Dustin Pearson
WebsiteYears: 2016
Biography
Dustin Pearson is the author of Millennial Roost (Eyewear Publishing, 2018). He is a McKnight Doctoral Fellow in Creative Writing at Florida State University. The recipient of a global fellowship from the Virginia G. Piper Center for Creative Writing, Pearson has served as the editor of Hayden's Ferry Review and a Director of the Clemson Literary Festival. He won the Academy of American Poets Katharine C. Turner Prize and holds an MFA from Arizona State University. His work appears in Blackbird, Vinyl Poetry, Bennington Review, and elsewhere.Poem
Love, the Ugly
Our mother’s hair
fell sharp
as razor wire,
her hands morphed
to talons,
her smell,
wet iron,
and for a while
every touch
she gave
was a cut
on us, every kiss
sent toxins
into our veins.
We could hear
how her bones
snapped, see smoke
exit at each
of their breakings,
and all through
the night
we heard
her screams,
every story
told a curse,
making
each of us
its container.
Sleeping with Grandfather
I remember Mom threading the needle,
lashing the stitch back and forth in her hands.

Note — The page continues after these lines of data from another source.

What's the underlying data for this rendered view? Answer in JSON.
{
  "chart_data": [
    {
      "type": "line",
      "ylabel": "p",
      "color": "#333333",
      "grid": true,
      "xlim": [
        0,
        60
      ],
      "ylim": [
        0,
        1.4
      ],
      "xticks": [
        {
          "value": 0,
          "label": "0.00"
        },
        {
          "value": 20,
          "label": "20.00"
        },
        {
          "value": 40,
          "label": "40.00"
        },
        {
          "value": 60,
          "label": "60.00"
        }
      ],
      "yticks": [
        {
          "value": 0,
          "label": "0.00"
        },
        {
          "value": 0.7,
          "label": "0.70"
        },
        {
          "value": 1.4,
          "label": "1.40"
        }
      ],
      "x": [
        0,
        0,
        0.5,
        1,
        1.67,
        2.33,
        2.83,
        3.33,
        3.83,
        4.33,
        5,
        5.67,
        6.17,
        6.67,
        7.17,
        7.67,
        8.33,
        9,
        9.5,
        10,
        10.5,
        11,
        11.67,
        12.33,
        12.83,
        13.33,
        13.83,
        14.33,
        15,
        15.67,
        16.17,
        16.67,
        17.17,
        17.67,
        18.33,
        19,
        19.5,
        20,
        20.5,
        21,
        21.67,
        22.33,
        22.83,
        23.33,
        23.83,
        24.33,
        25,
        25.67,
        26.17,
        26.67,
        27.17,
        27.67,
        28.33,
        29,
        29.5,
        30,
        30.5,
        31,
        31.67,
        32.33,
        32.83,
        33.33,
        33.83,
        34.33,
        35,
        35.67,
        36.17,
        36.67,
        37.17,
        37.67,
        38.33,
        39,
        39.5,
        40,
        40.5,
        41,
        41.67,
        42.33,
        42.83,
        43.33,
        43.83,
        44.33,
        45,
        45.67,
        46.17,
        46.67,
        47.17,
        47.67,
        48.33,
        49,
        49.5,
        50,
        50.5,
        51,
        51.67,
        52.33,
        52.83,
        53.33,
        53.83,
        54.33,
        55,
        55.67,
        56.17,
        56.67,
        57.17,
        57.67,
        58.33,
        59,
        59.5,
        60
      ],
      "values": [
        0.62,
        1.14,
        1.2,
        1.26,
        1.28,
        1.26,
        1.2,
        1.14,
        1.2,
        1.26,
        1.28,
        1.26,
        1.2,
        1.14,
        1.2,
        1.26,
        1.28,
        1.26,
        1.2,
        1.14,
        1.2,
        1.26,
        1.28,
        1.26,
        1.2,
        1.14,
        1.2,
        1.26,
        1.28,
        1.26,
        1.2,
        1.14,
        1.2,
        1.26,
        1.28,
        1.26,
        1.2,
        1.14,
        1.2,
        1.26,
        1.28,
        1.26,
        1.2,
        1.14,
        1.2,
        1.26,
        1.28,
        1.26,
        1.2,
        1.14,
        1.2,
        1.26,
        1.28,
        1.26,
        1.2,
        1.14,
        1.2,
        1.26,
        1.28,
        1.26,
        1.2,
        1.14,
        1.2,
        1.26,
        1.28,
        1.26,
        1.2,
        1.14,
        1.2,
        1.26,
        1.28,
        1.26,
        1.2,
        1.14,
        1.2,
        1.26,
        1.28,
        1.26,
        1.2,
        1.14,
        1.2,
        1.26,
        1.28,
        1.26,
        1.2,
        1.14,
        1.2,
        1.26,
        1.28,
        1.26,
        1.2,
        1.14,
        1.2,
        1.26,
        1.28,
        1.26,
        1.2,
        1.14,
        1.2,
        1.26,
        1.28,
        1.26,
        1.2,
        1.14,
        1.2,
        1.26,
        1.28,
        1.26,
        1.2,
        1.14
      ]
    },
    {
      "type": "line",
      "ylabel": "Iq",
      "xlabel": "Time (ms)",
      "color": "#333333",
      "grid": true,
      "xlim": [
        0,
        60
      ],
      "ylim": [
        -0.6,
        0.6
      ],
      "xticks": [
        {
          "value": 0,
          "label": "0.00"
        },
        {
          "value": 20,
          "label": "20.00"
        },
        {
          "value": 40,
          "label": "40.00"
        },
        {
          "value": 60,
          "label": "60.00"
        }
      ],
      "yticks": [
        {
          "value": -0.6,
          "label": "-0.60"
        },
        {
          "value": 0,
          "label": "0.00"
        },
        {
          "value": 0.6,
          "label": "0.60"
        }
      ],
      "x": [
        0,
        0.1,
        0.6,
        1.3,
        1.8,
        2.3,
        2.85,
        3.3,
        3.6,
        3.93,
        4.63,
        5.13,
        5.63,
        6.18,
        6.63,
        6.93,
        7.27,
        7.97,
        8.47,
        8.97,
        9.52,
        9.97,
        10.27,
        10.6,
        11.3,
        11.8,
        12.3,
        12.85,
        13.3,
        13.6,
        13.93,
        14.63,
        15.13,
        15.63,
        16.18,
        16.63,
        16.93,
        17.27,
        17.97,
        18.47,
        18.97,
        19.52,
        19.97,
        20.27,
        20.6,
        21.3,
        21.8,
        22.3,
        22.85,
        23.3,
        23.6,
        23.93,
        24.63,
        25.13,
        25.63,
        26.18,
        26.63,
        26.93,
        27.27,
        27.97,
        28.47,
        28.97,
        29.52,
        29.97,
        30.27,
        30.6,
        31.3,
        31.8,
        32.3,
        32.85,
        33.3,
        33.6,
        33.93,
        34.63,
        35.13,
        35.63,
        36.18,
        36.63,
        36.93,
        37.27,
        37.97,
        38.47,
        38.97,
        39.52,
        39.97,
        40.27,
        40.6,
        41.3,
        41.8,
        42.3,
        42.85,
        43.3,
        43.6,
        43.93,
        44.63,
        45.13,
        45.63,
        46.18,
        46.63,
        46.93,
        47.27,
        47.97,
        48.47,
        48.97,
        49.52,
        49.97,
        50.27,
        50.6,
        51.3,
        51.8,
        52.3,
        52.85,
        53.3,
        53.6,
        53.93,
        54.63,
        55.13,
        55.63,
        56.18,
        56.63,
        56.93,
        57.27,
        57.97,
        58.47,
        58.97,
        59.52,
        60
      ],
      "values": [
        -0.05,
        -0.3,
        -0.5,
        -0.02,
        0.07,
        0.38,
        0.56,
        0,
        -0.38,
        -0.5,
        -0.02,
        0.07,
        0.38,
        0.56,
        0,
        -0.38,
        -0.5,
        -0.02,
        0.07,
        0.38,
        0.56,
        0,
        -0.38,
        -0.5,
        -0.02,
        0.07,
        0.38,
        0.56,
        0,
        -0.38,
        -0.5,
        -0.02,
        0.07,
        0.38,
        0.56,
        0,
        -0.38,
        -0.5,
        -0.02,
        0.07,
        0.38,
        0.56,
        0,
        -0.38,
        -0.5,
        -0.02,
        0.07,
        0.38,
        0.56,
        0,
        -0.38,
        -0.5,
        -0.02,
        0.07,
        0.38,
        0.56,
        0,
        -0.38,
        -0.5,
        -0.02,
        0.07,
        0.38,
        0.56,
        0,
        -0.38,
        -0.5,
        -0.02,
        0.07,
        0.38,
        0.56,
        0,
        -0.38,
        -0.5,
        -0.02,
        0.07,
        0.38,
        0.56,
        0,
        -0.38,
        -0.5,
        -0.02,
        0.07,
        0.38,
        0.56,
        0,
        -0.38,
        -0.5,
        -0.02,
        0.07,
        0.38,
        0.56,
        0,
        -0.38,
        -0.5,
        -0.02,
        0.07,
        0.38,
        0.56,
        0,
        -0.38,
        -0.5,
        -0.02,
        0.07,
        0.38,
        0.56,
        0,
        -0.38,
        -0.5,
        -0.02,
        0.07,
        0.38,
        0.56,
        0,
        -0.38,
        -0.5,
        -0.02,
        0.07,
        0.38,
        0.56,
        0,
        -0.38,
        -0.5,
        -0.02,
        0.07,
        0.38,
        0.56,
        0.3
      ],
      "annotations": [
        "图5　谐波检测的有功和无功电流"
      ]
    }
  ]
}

Grandfather had just died. We found him dead
on the hardwood, skin still vibrant and moist.
No time to waste, Mom peeled him in long, shapely strips,
then cut them into worthy squares. Grandfather
would become a blanket, an otherwise mixed message
for us to sleep under. Mom paid a guy
$50 to dig a hole to throw him in, and another 20
to cover it up. She sat around the plot making the quilt,
and we sat a skirt around her while she told the story of him.
Bastard, always made off on cold nights, paying for warmth
he hadn’t bothered to find right in front of him, but I promise,
she said, you all will have. He won’t take that away from you,
and it’ll kill him, you know, shacking up to benefit his own kin.
And she was right. All those years, we had him.
At bedtime, we’d pull him back from the headboard,
tucking ourselves feet first before pulling him over our faces,
warm as any, dreams stirring under a world whispering.
The Thawing Season
There are times when the door to Mom’s bedroom
doesn’t open. Sometimes, it lasts for months.
Frost creeps from the floor tiles to the walls,
but her door still burns like a furnace. What’s left
of the heat throughout the rest of the house floats
to the top. Dad shows in his red pickup. In the back
are meat hooks and long lays of chicken and beef and pork.
Through the door, Dad animates in black boots,
an apron and rubber gloves. Before long, his frozen cast
of meats hangs above us. He puts a pot of water to boil
on the stove and looks after us. Perhaps he’s lonely.
As the door to Mom’s room cracks, the meat starts
to thaw. Flies gather. The hooks and meat sway
in the air above us and drip, and soften shape,
and sometimes fall on us from the ceiling.
We’re covered in blood, dead meats and their juices
with our dad, and we settle in well to this routine
by the time the water boils, he’s gone again.